[Haskell-cafe] How to ensure code executes in the context of a specific OS thread?
Jason Dagit
dagitj at gmail.com
Wed Jul 6 16:42:10 CEST 2011
On Wed, Jul 6, 2011 at 2:23 AM, Simon Marlow <marlowsd at gmail.com> wrote:
> On 06/07/2011 07:37, Jason Dagit wrote:
>>
>> On Jul 5, 2011 1:04 PM, "Jason Dagit" <dagitj at gmail.com
>> <mailto:dagitj at gmail.com>> wrote:
>> >
>> > On Tue, Jul 5, 2011 at 12:33 PM, Ian Lynagh <igloo at earth.li
>> <mailto:igloo at earth.li>> wrote:
>> > > On Tue, Jul 05, 2011 at 08:11:21PM +0100, Simon Marlow wrote:
>> > >>
>> > >> In GHCi it's a different matter, because the main thread is running
>> > >> GHCi itself, and all the expressions/statements typed at the prompt
>> > >> are run in forkIO'd threads (a new one for each statement, in fact).
>> > >> If you want a way to run command-line operations in the main thread,
>> > >> please submit a feature request.

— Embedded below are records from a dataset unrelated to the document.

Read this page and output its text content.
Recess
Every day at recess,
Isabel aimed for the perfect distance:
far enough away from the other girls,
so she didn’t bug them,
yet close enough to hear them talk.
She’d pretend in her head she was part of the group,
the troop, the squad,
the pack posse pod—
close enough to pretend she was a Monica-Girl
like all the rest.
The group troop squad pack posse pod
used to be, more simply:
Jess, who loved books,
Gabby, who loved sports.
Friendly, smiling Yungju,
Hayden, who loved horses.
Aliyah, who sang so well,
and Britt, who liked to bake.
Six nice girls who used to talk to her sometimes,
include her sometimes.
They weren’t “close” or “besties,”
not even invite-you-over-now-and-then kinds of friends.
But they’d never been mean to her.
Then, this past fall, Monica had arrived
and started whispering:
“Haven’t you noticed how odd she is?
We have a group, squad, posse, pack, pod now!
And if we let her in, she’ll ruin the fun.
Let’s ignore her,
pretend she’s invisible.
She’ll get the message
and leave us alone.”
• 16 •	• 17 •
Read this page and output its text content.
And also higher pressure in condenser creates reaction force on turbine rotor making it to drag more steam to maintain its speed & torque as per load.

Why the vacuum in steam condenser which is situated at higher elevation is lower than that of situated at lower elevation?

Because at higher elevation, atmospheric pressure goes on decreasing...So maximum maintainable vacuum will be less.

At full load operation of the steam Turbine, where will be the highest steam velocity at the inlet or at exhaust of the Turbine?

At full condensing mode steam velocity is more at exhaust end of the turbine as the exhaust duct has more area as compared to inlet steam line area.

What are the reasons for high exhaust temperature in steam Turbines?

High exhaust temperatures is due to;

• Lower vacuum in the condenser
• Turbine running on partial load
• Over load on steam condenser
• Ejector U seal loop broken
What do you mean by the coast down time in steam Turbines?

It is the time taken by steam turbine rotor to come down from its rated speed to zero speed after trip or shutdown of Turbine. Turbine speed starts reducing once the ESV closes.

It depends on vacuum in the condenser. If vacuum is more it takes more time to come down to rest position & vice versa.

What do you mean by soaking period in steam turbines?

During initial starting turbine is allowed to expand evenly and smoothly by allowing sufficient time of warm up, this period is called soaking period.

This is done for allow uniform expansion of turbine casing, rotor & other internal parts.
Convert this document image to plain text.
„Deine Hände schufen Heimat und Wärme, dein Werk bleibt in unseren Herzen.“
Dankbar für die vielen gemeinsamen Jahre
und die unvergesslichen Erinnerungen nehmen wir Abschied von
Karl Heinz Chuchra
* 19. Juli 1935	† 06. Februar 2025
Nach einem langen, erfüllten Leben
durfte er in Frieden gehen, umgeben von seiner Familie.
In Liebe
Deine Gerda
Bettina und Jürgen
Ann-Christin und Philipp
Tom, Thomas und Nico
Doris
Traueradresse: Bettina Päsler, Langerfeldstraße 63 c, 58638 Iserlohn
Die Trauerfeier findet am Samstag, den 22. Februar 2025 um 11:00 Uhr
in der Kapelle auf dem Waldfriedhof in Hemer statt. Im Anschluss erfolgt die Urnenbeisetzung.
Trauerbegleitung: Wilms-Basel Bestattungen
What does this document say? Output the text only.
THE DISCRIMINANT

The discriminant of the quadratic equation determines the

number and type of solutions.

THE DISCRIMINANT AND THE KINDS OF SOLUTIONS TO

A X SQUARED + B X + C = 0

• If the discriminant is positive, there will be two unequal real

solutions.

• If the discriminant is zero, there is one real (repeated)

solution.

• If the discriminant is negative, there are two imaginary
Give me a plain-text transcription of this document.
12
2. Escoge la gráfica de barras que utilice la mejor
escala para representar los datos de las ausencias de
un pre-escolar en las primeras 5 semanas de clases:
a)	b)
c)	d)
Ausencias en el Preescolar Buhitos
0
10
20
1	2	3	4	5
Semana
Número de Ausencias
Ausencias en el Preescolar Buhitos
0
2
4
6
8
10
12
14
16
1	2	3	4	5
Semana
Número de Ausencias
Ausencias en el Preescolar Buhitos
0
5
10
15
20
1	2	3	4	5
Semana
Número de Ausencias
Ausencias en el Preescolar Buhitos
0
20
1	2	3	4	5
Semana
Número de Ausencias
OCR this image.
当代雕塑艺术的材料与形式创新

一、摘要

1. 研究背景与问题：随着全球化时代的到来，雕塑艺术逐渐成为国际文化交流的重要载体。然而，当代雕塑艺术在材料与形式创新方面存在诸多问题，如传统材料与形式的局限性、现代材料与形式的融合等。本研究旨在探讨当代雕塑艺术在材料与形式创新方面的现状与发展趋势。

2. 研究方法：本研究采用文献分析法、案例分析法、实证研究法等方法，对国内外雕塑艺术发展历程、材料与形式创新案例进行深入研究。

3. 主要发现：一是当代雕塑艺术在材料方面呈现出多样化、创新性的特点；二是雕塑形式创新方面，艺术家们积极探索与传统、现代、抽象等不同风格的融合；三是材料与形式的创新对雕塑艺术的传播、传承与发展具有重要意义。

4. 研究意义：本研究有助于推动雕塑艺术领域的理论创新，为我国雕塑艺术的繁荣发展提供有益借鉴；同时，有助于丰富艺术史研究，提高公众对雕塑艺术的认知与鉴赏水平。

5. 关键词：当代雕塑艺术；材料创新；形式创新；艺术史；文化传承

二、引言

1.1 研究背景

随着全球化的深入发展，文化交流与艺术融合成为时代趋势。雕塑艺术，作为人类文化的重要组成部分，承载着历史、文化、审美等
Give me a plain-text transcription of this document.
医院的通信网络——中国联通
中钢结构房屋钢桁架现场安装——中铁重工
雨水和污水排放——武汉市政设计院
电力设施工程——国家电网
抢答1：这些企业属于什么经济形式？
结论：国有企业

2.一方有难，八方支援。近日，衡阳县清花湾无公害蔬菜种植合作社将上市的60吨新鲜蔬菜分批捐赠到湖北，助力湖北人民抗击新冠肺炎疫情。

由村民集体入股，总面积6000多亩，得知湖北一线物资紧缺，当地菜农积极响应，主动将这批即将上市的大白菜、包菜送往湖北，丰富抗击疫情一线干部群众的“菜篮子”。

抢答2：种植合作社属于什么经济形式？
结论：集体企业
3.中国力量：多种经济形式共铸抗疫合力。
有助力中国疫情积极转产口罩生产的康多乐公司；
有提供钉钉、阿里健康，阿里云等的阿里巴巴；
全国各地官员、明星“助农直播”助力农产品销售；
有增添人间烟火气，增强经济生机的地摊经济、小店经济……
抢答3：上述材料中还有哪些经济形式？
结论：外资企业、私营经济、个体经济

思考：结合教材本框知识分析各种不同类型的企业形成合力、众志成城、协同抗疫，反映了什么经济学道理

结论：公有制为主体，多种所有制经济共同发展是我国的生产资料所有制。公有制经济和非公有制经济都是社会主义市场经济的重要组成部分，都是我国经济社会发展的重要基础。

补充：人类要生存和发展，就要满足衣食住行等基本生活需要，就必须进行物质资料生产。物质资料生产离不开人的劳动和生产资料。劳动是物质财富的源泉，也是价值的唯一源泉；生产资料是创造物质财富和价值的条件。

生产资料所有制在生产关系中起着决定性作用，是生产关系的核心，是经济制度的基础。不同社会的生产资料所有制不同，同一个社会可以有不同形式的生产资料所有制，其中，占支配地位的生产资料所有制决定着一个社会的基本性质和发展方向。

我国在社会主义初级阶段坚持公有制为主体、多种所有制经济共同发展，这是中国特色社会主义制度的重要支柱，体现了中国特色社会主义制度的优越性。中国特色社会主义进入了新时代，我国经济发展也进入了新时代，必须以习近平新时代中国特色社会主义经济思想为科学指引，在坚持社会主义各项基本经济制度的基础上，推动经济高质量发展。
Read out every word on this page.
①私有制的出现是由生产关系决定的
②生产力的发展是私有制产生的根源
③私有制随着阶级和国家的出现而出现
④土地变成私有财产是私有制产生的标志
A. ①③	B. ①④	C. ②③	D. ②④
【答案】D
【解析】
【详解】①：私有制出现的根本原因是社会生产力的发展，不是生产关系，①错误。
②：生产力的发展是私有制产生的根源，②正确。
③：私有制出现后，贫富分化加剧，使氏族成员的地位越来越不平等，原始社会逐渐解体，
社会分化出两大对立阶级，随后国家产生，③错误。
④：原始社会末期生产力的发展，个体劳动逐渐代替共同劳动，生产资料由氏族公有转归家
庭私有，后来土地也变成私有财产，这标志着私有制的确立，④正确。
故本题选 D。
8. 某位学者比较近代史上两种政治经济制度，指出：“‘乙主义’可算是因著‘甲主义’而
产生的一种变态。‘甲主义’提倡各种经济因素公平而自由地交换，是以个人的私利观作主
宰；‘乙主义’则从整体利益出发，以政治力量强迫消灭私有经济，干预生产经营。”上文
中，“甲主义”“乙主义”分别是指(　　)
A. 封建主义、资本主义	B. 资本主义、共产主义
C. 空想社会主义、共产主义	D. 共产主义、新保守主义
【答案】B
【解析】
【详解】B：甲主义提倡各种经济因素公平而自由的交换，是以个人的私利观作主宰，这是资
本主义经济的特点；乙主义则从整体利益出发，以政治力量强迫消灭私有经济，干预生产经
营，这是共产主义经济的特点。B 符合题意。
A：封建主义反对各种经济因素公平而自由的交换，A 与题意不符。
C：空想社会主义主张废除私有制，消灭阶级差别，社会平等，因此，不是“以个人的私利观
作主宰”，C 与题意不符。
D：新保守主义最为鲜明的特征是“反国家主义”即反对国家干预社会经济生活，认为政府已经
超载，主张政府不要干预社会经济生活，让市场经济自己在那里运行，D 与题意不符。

I'm not sure it can be done, but
>> > >> I'll look into it.
>> > >
>> > > We already have a way: -fno-ghci-sandbox
>> >
>> > I've removed all my explicit attempts to forkIO/forkOS and passed the
>> > command line flag you mention. I just tried this but it doesn't
>> > change the behavior in my example.
>>
>> I tried it again and discovered that due to an argument parsing bug in
>> cabal-dev that the flag was not passed correctly. I explicitly passed it
>> and verified that it works. Thanks for the workaround. By the way, I did
>> look at the user guide for options like this and didn't see it. Which
>> part of the manual is it in?
>>
>> Can I still make a feature request for a function to make code run on
>> the original thread? My reasoning is that the code which needs to run on
>> the main thread may appear in a library in which case the developer has
>> no control over how ghc is invoked.
>
> I'm not sure how that would work. The programmer is in control of what the
> main thread does, not GHC. So in order to implement some mechanism to run
> code on the main thread, we would need some cooperation from the main thread
> itself. For example, in gtk2hs the main thread runs an event handler loop
> which occasionally checks a queue for requests from other threads (at least,
> I think that's how it works).
What I'm wrestling with is the following. Say I make a GUI library.
As author of the GUI library I discover issues like this where the
library code needs to execute on the "main" thread. Users of the
library expect the typical Haskell environment where you can't tell
the difference between threads, and you fork at will. How can I make
sure my library works from GHC (with arbitrary user threads) and from
GHCI?
As John Lato points out in his email lots of people bump into this
without realizing it and don't understand what the problem is. We can
try our best to educate everyone, but I have this sense that we could
also do a better job of providing primitives to make it so that code
will run on the main thread regardless of how people invoke the
library.
In my specific case (Cocoa on OSX), it is possible for me to use some
Cocoa functions to force things to run on the main thread. From what
I've read Cocoa uses pthreads to implement this. I was hoping we could
expose something from the RTS code in Control.Concurrent so that it's
part of an "official" Haskell API that library writers can assume.
Judging by this SO question, it's easier to implement this in Haskell
on top of pthreads than to implement it in C (here I'm assuming GHC's
RTS uses pthreads, but I've never checked):
http://stackoverflow.com/questions/6130823/pthreads-perform-function-on-main-thread
In fact, the it sounds like what Gtk2hs is doing with the postGUI functions.